Most of Finland’s renewable energy is bioenergy
Renewable energy sources mean wood-based fuels, other fuels of plant or animal origin, biogas, biodegradable fractions of fuels derived from recycling or wastes, hydropower, windpower, solar energy and geothermal heat.
The key target in promoting renewable energy in Finland is to reduce greenhouse gas emissions and move away from the energy system that is based on fossil fuels. Use of renewable energy also improves our energy self-sufficiency and employment and supports the development of technologies in the sector.
In Finland renewable energy sources represent about 40 per cent of gross energy consumption
In 2020 renewable energy represented 40 per cent of gross energy consumption in Finland. In the EU the targets for renewable energy are established in relation to energy end-consumption, in which case the share of renewable energy in Finland is 3 to 5 percentage units higher than when calculated from gross energy consumption.
The EU target set for Finland by 2020 was that 38 per cent of energy end-consumption should be produced from renewable sources, but in 2019 this share was already as high as 43 per cent. The national target set in the Government Programme and the Energy and Climate Strategy published in 2016 is that the share of renewable energy rises to more than 50 per cent during the 2020s.
Wood-based fuels are the main source of bioenergy in Finland
In Finland bioenergy has a key role in the production of renewable energy, while wood-based fuels are the main source of bioenergy. Wood-based fuels are also our largest energy source with a larger share in gross energy consumption than oil or coal. In 2020 wood-based fuels represented 28 per cent of Finland’s gross energy consumption.

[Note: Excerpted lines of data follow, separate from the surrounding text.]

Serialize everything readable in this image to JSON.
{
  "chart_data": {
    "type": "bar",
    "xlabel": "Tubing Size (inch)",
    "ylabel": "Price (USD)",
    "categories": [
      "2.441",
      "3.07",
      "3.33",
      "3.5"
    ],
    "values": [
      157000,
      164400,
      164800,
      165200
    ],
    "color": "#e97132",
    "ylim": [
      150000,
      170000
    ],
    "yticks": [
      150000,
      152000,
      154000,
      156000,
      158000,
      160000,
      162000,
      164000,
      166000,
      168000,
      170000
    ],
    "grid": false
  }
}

We also have a long history in using side streams from wood processing industry - black liquor, bark and sawdust - for energy production. In recent years the use of forest chips for energy has been growing as well, and Finnish households use significant amounts of wood and pellets as fuel. Many wood products and wooden structures can be used for energy at the end of their lifecycle.
Dry arable biomasses with high cellulose content - reed canary grass, straw and cereal residues - can be burned as such or mixed with other fuels. Animal manure can also be used for energy e.g. by gasifying it into biogas. Biogas can be produced from various kinds of biomasses by digestion in anaerobic conditions. The biodegradable fractions of fuels from recycled and waste material are also classified as bioenergy: e.g. waste oil from fish processing and food industry leftovers can be processed into energy. All this means that bioenergy can be produced from various types of biomass and by using many different techniques.

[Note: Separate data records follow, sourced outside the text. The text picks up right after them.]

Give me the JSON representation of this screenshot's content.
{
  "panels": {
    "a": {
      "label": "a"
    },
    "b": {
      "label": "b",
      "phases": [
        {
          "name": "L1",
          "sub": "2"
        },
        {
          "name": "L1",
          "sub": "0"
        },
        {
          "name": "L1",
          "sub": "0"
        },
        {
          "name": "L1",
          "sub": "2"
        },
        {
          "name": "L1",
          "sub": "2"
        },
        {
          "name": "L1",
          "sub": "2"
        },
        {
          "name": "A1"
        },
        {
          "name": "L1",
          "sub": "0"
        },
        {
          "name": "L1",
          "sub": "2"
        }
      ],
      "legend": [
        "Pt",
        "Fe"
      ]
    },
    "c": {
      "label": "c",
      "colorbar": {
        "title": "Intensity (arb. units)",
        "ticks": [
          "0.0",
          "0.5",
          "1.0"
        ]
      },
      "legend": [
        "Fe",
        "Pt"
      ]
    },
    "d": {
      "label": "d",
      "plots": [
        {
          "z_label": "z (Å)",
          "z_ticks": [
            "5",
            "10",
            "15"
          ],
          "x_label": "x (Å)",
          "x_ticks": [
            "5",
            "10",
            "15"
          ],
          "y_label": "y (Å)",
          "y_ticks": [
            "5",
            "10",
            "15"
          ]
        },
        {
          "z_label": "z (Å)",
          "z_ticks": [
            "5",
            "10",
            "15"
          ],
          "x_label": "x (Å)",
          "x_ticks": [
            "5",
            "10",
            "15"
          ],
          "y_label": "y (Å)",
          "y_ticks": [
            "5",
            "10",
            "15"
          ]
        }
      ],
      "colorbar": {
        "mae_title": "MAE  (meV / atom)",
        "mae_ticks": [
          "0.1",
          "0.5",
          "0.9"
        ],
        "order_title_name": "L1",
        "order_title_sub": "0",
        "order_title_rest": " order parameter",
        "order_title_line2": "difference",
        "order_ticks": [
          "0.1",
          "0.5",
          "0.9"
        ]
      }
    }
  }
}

Renewable energy targets set in the National Energy and Climate Strategy
The targets and means for increasing the share of renewable energy are specified in the national strategies concerning climate and energy issues. The latest Energy and Climate Strategy was adopted in November 2016. The Medium-term Climate Change Plan published in September 2017 applies to the non-emissions trading sector, i.e. transport, heating of individual buildings, waste management and agriculture.